Bramkarz Korony: Trzeba bardzo szybko zejść na ziemię
- Spodziewaliśmy się tzw „pompki” przez wygraną 5:0 i naszą fantastyczną grę. Wyszedł nam ten mecz, ale trzeba bardzo szybko zejść na ziemię. Jak czytam pewne opinię w Internecie, to mam wrażenie, że jak nie wygramy 4:0 to będzie tragedia. To nie jest dobre dla nas – mówi Maciej Gostomski przed spotkaniem ze Śląskiem.
Koncentracja to słowo klucz do dobrego występu Korony ze Śląskiem. - To jest sztuka. Gdy w przerwie meczu w Gdańsku wygrywaliśmy 4:0, mówiliśmy, żeby trzymać koncentrację, bo to jeszcze nie koniec spotkania. W podświadomości jednak jest ten spokój, że prowadzić wysoko. To jest sztuka, żeby odciąć się o tego wszystkiego – przyznał golkiper Korony.
Kielczanie niestety nieco odczuli trudy spotkania w Gdańsku. Szczególnie Radek Dejmek, który ze względu na uraz nie pomoże drużynie w rywalizacji ze Śląskiem. - Po to mamy dwudziesty paru zawodników w kadrze, żeby przy takich sytuacjach ktoś był na zastępstwo.
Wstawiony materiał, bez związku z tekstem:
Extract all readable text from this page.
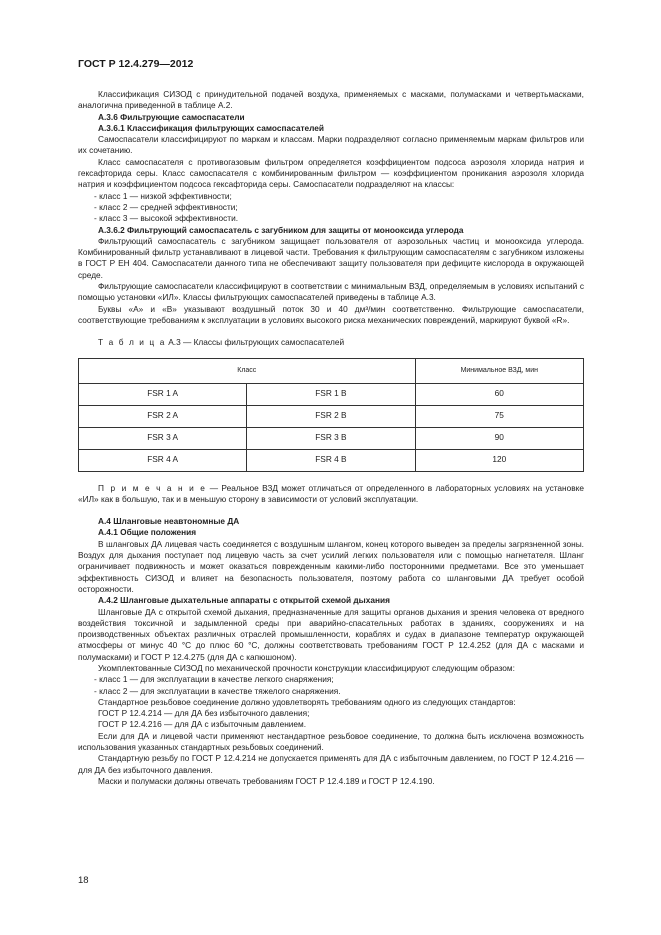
ГОСТ Р 12.4.279—2012

Классификация СИЗОД с принудительной подачей воздуха, применяемых с масками, полумасками и четвертьмасками, аналогична приведенной в таблице А.2.

А.3.6 Фильтрующие самоспасатели

А.3.6.1 Классификация фильтрующих самоспасателей

Самоспасатели классифицируют по маркам и классам. Марки подразделяют согласно применяемым маркам фильтров или их сочетанию.

Класс самоспасателя с противогазовым фильтром определяется коэффициентом подсоса аэрозоля хлорида натрия и гексафторида серы. Класс самоспасателя с комбинированным фильтром — коэффициентом проникания аэрозоля хлорида натрия и коэффициентом подсоса гексафторида серы. Самоспасатели подразделяют на классы:

- класс 1 — низкой эффективности;

- класс 2 — средней эффективности;

- класс 3 — высокой эффективности.

А.3.6.2 Фильтрующий самоспасатель с загубником для защиты от монооксида углерода

Фильтрующий самоспасатель с загубником защищает пользователя от аэрозольных частиц и монооксида углерода. Комбинированный фильтр устанавливают в лицевой части. Требования к фильтрующим самоспасателям с загубником изложены в ГОСТ Р ЕН 404. Самоспасатели данного типа не обеспечивают защиту пользователя при дефиците кислорода в окружающей среде.

Фильтрующие самоспасатели классифицируют в соответствии с минимальным ВЗД, определяемым в условиях испытаний с помощью установки «ИЛ». Классы фильтрующих самоспасателей приведены в таблице А.3.

Буквы «А» и «В» указывают воздушный поток 30 и 40 дм³/мин соответственно. Фильтрующие самоспасатели, соответствующие требованиям к эксплуатации в условиях высокого риска механических повреждений, маркируют буквой «R».

Т а б л и ц а А.3 — Классы фильтрующих самоспасателей

Класс		Минимальное ВЗД, мин
FSR 1 A	FSR 1 B	60
FSR 2 A	FSR 2 B	75
FSR 3 A	FSR 3 B	90
FSR 4 A	FSR 4 B	120

П р и м е ч а н и е — Реальное ВЗД может отличаться от определенного в лабораторных условиях на установке «ИЛ» как в большую, так и в меньшую сторону в зависимости от условий эксплуатации.

А.4 Шланговые неавтономные ДА

А.4.1 Общие положения

В шланговых ДА лицевая часть соединяется с воздушным шлангом, конец которого выведен за пределы загрязненной зоны. Воздух для дыхания поступает под лицевую часть за счет усилий легких пользователя или с помощью нагнетателя. Шланг ограничивает подвижность и может оказаться поврежденным какими-либо посторонними предметами. Все это уменьшает эффективность СИЗОД и влияет на безопасность пользователя, поэтому работа со шланговыми ДА требует особой осторожности.

А.4.2 Шланговые дыхательные аппараты с открытой схемой дыхания

Шланговые ДА с открытой схемой дыхания, предназначенные для защиты органов дыхания и зрения человека от вредного воздействия токсичной и задымленной среды при аварийно-спасательных работах в зданиях, сооружениях и на производственных объектах различных отраслей промышленности, кораблях и судах в диапазоне температур окружающей атмосферы от минус 40 °С до плюс 60 °С, должны соответствовать требованиям ГОСТ Р 12.4.252 (для ДА с масками и полумасками) и ГОСТ Р 12.4.275 (для ДА с капюшоном).

Укомплектованные СИЗОД по механической прочности конструкции классифицируют следующим образом:

- класс 1 — для эксплуатации в качестве легкого снаряжения;

- класс 2 — для эксплуатации в качестве тяжелого снаряжения.

Стандартное резьбовое соединение должно удовлетворять требованиям одного из следующих стандартов:

ГОСТ Р 12.4.214 — для ДА без избыточного давления;

ГОСТ Р 12.4.216 — для ДА с избыточным давлением.

Если для ДА и лицевой части применяют нестандартное резьбовое соединение, то должна быть исключена возможность использования указанных стандартных резьбовых соединений.

Стандартную резьбу по ГОСТ Р 12.4.214 не допускается применять для ДА с избыточным давлением, по ГОСТ Р 12.4.216 — для ДА без избыточного давления.

Маски и полумаски должны отвечать требованиям ГОСТ Р 12.4.189 и ГОСТ Р 12.4.190.

18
Po to też niektórzy dostali szansę w Pucharze Polski, żeby byli w rytmie meczowym. Cała drużyna jedzie na jednym wózku. Teraz Radziu wypada, ktoś inny wchodzi w jego miejsce i tak będziemy się wymieniać – stwierdził „Gostom”.
Bramkarz Korony w piątek będzie miał nie lada zadanie, gdyż będzie musiał powstrzymać Marcina Robaka. - Graliśmy razem w jednym klubie, więc znamy się bardzo dobrze. To bardzo niebezpieczny zawodnik. Jest silny, dynamiczny. Dobrze strzela prawą i lewą nogą oraz ma mocną głowę. Musimy zwrócić na niego uwagę zwłaszcza przy stałych fragmentach. W Śląsku gra jednak nie tylko Robak, ale jedenastu zawodników – podkreślił Gostomski.
Czy w związku z absencją Dejmka drużyna wróci do ustawienia z dwoma środkowymi obrońcami? - Zmienialiśmy system co mecz i sobie radziliśmy. Tu jest bardzo ważna rola Gino Letteriego, który zawsze tłumaczy, gdzie są plusy, a gdzie minusy danego systemu. Wydaje mi się, że w miarę gładko przechodzimy z jednego ustawienia na drugie – zakończył bramkarz Korony.